Some sectors of the market are competitive with a number of companies working hard for market share. More mature industries often have fewer competitors, but can increase their business by improving the experience for customers.
That’s especially true when it can do so without significantly raising prices or otherwise having a trade-off. By improving customer experience, a company can build long-term brand loyalty. That’s hard to measure in terms of a dollar valuation, but it does make a great company stand out.
The past few years has seen the retail space get more competitive as brick-and-mortar firms have moved to also compete online. Home improvement retailer Lowe’s (LOW) is pushing for more market share online, by offering same-day shipping on its products.
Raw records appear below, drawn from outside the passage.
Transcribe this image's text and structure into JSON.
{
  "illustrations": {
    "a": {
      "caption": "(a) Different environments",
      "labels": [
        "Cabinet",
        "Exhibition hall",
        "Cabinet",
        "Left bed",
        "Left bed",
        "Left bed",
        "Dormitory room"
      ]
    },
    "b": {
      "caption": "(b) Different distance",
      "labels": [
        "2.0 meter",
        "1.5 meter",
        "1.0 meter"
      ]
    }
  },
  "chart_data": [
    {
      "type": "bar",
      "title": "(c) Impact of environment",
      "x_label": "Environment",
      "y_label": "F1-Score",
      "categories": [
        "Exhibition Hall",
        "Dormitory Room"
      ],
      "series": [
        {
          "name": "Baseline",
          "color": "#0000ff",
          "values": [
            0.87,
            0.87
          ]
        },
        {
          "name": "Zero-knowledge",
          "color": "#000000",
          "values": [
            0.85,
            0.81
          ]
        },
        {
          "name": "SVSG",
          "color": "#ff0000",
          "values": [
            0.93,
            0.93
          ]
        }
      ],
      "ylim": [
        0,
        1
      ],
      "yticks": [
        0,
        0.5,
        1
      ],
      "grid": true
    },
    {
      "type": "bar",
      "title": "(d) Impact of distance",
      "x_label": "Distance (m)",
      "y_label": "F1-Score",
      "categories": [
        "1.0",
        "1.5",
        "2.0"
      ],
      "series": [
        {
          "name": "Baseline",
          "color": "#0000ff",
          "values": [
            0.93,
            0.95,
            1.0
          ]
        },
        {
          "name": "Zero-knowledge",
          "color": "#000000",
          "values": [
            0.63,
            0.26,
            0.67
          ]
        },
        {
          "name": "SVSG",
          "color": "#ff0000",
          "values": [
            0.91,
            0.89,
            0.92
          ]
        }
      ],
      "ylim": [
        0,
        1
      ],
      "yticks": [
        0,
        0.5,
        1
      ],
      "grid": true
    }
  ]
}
The company is a bit behind its main competitor, Home Depot (HD) in that space. But Lowe’s has focused less on the contractor market and more on providing better products that homeowners can complete without a professional.
Action to take: Lowe’s is similarly valued to Home Depot, with both stocks going for about 20 times earnings. Lowe’s has a lower dividend, at 1.9 percent, but improving growth could lead to higher returns there over time. Those factors make Lowe’s attractive at current prices or on any drop.
For traders, shares should continue to trend higher. The October $240 calls, last going for about $6.95, could deliver mid-double-digit returns in the coming months.
Disclosure: The author of this article has no position in the company mentioned here, but may trade after the next 72 hours. The author receives no compensation from any of the companies mentioned in this article.